A total of 72 patients met inclusion criteria, with a median gestational age of 30 weeks. Overall, 92% of patients exposed to diuretics experienced derangement in at least 1 serum electrolyte and/or required electrolyte supplementation during diuretic therapy. Patients born at 36 to 41 weeks' gestational age, receiving thiazide diuretics, experienced a significantly lower rate of the primary outcome (37%, p ≤ 0.001).
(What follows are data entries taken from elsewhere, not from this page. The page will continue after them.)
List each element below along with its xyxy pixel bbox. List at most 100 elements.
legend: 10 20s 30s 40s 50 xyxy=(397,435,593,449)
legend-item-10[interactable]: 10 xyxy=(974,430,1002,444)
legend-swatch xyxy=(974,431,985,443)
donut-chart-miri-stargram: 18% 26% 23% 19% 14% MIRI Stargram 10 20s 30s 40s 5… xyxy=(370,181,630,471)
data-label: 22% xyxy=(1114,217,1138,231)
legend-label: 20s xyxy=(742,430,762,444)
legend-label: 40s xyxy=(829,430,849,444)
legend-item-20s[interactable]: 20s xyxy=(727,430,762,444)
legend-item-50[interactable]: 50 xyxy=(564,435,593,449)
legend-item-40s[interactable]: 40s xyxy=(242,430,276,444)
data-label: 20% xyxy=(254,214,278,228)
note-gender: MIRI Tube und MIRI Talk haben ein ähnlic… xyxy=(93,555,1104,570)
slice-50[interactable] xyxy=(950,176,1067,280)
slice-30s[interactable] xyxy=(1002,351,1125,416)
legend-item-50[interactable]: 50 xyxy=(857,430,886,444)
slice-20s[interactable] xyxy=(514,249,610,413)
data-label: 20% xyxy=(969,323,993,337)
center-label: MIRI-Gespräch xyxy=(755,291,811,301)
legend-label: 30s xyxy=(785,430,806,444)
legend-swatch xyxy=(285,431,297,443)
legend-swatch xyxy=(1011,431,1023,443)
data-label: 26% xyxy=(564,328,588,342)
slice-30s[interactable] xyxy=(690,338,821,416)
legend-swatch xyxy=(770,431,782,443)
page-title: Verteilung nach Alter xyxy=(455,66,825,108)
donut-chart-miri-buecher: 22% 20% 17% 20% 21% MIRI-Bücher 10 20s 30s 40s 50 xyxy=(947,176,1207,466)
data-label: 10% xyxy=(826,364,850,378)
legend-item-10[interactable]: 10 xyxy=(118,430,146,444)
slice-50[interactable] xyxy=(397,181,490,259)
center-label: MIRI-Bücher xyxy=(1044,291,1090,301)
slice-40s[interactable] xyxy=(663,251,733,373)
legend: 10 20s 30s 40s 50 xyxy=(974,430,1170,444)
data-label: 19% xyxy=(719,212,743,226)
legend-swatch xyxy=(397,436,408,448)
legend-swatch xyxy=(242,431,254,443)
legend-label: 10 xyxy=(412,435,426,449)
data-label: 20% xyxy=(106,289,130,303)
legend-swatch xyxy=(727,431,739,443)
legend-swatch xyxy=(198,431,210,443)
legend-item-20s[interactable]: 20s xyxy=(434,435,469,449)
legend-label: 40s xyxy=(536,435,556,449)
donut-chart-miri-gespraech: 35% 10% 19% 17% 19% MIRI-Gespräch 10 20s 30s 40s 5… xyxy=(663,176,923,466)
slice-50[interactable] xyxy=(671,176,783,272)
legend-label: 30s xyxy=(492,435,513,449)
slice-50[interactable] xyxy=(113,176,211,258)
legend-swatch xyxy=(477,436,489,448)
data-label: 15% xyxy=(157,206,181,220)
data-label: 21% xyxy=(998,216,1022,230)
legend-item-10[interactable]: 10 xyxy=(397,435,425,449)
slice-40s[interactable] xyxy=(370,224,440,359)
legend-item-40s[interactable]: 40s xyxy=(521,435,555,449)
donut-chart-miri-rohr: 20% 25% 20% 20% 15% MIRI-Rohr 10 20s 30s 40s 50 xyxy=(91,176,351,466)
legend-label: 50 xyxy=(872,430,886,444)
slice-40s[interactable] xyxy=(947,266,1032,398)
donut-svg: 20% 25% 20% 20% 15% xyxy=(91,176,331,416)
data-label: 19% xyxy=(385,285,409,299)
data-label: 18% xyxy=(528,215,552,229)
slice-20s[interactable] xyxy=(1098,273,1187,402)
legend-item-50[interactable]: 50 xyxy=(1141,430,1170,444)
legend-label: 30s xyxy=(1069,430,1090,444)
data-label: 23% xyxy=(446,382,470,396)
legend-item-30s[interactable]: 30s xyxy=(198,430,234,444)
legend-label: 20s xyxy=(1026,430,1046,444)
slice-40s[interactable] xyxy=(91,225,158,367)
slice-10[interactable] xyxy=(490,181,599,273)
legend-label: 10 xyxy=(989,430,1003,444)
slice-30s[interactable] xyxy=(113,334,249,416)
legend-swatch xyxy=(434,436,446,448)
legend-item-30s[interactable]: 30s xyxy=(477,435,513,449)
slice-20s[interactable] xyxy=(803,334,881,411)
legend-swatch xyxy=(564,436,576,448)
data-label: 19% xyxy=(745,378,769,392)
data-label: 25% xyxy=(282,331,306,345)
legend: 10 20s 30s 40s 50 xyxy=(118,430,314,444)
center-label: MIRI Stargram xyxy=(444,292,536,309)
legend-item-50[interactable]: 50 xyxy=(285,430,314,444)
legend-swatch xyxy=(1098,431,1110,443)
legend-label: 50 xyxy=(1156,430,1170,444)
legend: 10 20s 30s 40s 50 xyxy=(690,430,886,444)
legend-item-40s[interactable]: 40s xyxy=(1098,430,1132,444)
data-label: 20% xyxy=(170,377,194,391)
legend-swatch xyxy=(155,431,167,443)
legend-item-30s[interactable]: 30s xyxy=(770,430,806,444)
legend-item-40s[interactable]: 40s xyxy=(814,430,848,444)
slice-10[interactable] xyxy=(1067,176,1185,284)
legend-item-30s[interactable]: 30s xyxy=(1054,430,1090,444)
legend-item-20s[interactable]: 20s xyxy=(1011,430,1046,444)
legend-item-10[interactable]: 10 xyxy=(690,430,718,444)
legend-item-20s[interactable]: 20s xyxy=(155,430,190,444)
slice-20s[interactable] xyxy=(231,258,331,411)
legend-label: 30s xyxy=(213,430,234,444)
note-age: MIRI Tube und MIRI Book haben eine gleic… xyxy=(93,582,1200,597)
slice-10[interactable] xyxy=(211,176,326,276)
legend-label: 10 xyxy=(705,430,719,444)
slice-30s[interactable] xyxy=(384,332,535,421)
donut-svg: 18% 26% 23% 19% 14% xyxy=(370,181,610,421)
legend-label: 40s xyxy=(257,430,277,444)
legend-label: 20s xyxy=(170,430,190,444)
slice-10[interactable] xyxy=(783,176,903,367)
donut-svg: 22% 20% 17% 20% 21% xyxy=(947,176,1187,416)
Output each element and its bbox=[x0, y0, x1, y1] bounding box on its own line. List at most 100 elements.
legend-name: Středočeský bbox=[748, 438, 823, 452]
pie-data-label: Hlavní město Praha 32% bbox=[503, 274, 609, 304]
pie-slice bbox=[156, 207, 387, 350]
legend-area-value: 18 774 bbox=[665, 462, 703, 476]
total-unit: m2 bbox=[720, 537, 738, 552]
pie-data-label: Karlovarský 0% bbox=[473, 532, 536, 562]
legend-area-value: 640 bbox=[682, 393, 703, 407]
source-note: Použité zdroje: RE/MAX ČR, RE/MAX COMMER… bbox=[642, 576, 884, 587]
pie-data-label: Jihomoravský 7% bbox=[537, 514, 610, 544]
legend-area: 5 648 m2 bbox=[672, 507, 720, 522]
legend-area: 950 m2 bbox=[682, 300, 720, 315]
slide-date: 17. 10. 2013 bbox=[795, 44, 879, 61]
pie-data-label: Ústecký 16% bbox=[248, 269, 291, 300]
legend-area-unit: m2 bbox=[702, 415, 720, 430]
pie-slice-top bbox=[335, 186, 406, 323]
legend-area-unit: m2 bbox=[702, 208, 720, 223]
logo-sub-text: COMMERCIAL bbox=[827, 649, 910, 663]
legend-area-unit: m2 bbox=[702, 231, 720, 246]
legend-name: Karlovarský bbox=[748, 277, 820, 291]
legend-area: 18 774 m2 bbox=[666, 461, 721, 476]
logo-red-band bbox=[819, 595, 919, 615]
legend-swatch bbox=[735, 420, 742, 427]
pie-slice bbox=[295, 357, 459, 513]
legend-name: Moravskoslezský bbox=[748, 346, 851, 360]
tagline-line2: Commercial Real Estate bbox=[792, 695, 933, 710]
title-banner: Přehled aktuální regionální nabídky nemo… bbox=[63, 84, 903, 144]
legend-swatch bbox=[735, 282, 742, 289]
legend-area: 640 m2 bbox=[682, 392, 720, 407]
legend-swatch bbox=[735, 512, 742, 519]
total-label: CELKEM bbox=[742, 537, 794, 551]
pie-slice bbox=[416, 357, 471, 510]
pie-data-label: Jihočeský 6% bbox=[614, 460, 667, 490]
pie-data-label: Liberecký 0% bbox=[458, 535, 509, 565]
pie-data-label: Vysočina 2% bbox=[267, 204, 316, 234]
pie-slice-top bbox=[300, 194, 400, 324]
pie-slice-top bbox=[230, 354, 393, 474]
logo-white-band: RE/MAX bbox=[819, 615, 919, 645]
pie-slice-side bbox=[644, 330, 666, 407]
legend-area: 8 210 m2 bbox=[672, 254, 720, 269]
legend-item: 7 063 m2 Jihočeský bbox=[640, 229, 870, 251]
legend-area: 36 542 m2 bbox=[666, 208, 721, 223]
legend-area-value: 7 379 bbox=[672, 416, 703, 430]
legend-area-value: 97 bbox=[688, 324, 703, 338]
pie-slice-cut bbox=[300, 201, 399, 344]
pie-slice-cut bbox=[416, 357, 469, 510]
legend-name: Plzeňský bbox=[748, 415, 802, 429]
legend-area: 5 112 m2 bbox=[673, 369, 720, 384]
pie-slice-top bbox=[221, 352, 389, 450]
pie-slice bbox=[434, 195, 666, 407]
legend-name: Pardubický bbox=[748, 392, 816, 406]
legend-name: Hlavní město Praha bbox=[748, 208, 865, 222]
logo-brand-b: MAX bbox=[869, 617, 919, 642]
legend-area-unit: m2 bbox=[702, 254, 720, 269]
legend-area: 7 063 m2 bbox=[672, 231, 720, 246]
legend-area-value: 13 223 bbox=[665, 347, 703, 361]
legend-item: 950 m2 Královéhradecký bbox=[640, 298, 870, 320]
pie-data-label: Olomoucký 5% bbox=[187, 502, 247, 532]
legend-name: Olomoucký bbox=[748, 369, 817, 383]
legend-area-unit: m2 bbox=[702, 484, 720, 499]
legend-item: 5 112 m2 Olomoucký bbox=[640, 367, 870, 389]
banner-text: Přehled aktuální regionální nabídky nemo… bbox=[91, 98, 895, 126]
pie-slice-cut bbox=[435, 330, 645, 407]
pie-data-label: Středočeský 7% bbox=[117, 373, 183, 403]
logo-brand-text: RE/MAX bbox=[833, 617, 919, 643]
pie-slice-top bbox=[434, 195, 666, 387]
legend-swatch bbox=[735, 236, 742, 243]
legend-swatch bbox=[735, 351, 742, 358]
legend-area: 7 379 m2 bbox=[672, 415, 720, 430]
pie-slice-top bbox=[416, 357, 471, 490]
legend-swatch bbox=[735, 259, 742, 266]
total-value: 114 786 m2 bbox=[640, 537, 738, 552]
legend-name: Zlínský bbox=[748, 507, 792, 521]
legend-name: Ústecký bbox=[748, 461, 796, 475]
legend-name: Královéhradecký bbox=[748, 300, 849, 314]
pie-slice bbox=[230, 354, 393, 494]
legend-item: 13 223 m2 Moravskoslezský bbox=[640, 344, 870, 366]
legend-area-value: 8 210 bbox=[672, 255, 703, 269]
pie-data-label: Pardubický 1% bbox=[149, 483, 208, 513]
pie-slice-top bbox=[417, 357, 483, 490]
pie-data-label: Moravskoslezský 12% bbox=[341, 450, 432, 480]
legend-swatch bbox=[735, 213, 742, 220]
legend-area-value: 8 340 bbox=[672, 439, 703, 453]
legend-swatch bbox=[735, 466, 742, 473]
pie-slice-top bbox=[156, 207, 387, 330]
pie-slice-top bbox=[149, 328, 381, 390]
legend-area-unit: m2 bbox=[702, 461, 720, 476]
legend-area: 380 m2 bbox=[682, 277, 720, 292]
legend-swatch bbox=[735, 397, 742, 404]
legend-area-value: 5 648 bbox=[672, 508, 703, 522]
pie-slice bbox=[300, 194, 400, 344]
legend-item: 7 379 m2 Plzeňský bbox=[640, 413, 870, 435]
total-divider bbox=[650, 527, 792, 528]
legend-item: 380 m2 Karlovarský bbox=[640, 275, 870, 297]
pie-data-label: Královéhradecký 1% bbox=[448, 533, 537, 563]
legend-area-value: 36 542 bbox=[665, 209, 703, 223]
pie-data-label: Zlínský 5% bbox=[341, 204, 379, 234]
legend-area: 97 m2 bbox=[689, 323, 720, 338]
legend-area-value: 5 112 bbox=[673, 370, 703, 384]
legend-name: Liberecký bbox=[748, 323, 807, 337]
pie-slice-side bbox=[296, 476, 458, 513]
The most common electrolytes affected by diuretic use were potassium and bicarbonate, with the highest incidence of the primary outcome for potassium occurring in patients receiving furosemide (p = 0.0196). Last, the median total daily dose of chlorothiazide in patients with an adverse event was 15 mg/kg/day, compared with 10 mg/kg/day in patients without an adverse event (p = 0.0041).

CONCLUSIONS

Use of diuretics in young infants is likely to cause electrolyte derangements and/or require electrolyte supplementation. Patients born at earlier gestational ages may be at higher risk for developing such adverse effects.

摘要

目的

评估新生儿重症监护病房收治的婴儿使用利尿剂、血清电解质浓度与补充需求之间的关系。

方法

这是一项在一家独立的四级儿童医院新生儿重症监护病房进行的单中心回顾性队列研究。收集了2015年1月至2017年5月期间入住新生儿重症监护病房、年龄小于6个月且连续接受2剂或更多剂呋塞米、氯噻嗪、氢氯噻嗪和/或氢氯噻嗪/螺内酯治疗的所有婴儿的数据。主要结局是利尿剂暴露后30天内电解质异常发生率和/或电解质补充需求的综合情况。

结果

共有72例患者符合纳入标准,中位胎龄为30周。总体而言,92%接受利尿剂治疗的患者在利尿剂治疗期间至少有1种血清电解质紊乱和/或需要补充电解质。孕龄在36至41周出生且接受噻嗪类利尿剂治疗的患者,主要结局发生率显著较低(37%,p≤0.001)。受利尿剂使用影响最常见的电解质是钾和碳酸氢盐,接受呋塞米治疗的患者中钾的主要结局发生率最高(p = 0.0196)。最后,发生不良事件的患者氯噻嗪的每日总剂量中位数为15 mg/kg/天,而未发生不良事件的患者为10 mg/kg/天(p = 0.0041)。

结论

幼儿使用利尿剂可能会导致电解质紊乱和/或需要补充电解质。孕龄较小的患者发生此类不良反应风险可能更高。